Lugar Fires Salvo On Soviet Nukes
James Warren
Chicago Tribune
April 29, 2001
(for personal use only)


WASHINGTON At a Washington affair drenched in civility and high-mindedness, loyal and ever-decorous Republican Sen. Richard Lugar of Indiana came close to throwing the bird to the Bush administration.

"There are no programs as critical to U.S. security as those aimed at containing and dismantling the nuclear, chemical and biological warfare infrastructure of the former Soviet Union," said Lugar, a man with the mien and bearing of a mortician. "The administration must ensure that these efforts are managed effectively and funded properly."

I know, I know, those don't seem like fighting words. But, given the context, and what followed, they appeared to be a challenge to a new administration from one of the more serious Capitol Hill students of America's place in the world.

"That was a `screw you!' to the White House, wasn't it?" I asked another Republican senator, seated near me, as soon as Lugar was finished.

"He's a very curious guy," came the admiring response, acknowledging that it was.

What can pass for rhetorical mini-drama in the capital played out Thursday at a little-noticed annual awards dinner of the Eisenhower Institute. It's a non-profit group that aims to advance the legacy of former President Dwight Eisenhower, is run by his granddaughter Susan and focuses on issues of long-term strategic significance to the United States.

The affair was in a large ballroom but was not one of the ego-consumed, self-congratulatory, star-studded gatherings dotting the anemic capital social scene. Those include Saturday night's White House Correspondents Dinner at which President Bush and comic Darrell Hammond of "Saturday Night Live" were scheduled speakers, many celebrities were guests and the "in" post-dinner party hosted by burgeoning Bloomberg News featuring enough champagne to fill the Potomac River.

The Eisenhower rite is not a function where people go to be seen, nor does it rate mention in The Washington Post's gossip or society columns. Not even C-Span was there! The crowd was older, one of mostly serious public policy types, with a smattering of ambassadors, former State Department officials, think-tank pointy heads and members of the Eisenhower family.

Its big award went jointly to Lugar and former Democratic Sen. Sam Nunn of Georgia, who are principal authors of legislation so significant, it is sadly typical that the vast majority of reporters here, and Americans in general, don't have a clue what it is or does.

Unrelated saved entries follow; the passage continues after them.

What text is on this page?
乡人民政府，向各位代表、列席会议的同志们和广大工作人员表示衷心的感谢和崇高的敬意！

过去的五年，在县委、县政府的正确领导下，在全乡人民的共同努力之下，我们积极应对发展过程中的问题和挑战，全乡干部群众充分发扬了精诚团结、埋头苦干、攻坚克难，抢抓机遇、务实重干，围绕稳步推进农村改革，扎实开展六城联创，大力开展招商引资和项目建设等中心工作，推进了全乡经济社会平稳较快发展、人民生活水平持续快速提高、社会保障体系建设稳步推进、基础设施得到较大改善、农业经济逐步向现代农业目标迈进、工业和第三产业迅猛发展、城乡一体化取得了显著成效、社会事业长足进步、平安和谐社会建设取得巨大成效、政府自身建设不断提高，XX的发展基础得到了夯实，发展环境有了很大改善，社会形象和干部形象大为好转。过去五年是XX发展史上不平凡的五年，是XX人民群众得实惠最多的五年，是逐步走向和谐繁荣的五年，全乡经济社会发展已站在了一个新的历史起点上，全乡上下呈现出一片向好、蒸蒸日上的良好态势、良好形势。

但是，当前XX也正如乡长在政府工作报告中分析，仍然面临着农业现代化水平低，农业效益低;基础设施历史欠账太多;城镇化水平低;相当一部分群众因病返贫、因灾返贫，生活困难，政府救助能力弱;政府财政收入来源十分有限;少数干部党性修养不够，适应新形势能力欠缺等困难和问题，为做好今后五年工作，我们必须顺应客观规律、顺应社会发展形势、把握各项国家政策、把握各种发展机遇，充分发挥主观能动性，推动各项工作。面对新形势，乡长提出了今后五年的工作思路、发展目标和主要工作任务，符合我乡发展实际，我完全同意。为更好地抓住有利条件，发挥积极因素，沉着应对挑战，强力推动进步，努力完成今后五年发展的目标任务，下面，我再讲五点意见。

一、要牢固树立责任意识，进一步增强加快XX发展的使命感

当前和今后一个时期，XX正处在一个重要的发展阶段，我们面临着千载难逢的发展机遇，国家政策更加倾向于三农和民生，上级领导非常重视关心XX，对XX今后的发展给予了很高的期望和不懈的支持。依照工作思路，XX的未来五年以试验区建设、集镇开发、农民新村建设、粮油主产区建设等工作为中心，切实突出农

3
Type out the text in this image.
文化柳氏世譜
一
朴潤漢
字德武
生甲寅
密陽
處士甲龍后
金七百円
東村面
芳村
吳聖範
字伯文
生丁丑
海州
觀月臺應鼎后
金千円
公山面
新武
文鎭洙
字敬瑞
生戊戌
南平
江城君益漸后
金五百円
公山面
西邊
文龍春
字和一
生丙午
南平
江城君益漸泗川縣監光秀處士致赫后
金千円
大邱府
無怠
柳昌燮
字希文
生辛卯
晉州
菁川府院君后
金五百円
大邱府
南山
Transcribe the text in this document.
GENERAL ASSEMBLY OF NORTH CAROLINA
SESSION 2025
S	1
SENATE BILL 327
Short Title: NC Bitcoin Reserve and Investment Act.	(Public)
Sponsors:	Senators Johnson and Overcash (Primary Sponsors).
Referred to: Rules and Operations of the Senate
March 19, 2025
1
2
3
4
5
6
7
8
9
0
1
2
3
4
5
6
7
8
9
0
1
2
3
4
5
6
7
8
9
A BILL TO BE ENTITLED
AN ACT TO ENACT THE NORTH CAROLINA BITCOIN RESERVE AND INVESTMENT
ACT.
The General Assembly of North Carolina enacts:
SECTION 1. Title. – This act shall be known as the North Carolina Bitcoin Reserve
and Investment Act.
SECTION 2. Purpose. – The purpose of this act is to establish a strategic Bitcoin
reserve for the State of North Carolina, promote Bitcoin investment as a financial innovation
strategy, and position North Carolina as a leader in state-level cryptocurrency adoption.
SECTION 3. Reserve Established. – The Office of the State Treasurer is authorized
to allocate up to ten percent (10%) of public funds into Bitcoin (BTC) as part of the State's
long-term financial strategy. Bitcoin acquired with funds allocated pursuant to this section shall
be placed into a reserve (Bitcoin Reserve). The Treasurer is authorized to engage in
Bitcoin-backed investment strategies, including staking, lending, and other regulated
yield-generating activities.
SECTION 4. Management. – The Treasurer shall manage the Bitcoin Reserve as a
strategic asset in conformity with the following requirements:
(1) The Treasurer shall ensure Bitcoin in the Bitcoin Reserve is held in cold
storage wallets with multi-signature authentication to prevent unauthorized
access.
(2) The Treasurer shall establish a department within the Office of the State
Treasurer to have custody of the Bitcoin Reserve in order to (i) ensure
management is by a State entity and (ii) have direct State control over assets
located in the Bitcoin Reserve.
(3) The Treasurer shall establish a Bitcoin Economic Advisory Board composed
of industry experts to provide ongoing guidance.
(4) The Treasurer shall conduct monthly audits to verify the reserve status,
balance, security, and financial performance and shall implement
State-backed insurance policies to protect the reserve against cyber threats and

After the Soviet Union broke up, its 30,000 nuclear weapons were to be found mostly in four new nations, namely Russia, Ukraine, Belarus and Kazakhstan. The two senators, exhibiting a rare Capitol Hill commodity--vision--pushed for dismantling that stockpile and converting the nuclear material and workers to peaceful purposes.

The result was the so-called Nunn-Lugar programs, operating mostly out of the Defense Department and proving to be underappreciated successes. More than 5,000 nuclear warheads have been deactivated, many hundreds of delivery vehicles and test facilities have been destroyed, and scientists and certain former nuclear facilities are being turned into commercial enterprises.

In addition, Sen. Pete Domenici (R-N.M.), a most serious legislator who heads the Budget Committee, authored related programs reflecting his natural interest in the topic, given his state's nuclear labs.

Those programs operate out of the Department of Energy and deal with making nuclear sites and material more secure; the brain drain of scientists looking for work, converting nuclear sites to peaceful uses and turning plutonium and highly enriched uranium in Russia and the U.S. into more benign substances.

At the heart of this is a fear that in a gargantuan land mass, rife with awful economies and lousy security, there will be diversion, theft and errors in handling nuclear, chemical and biological weapons.

One can knock on wood that nothing horrendous has played out since the Soviet Union collapsed. The danger of somebody getting hold of that raw material is large, especially since so many nations know, in theory, how to make a bomb, but only a few have the raw ingredients.

It's why we pay cash for Russian uranium and blend it down to use as reactor fuel; stick concrete blocks in front of the doors of storage vaults; replace wooden buildings housing biological weapons, now secured only by padlocks, with concrete and steel structures; assemble European consortiums to help turn a nuclear facility into one producing kidney dialysis equipment; and try to find civilian work for former government scientists so they can feed their kids instead of running to some high-paying job in a terrorist nation.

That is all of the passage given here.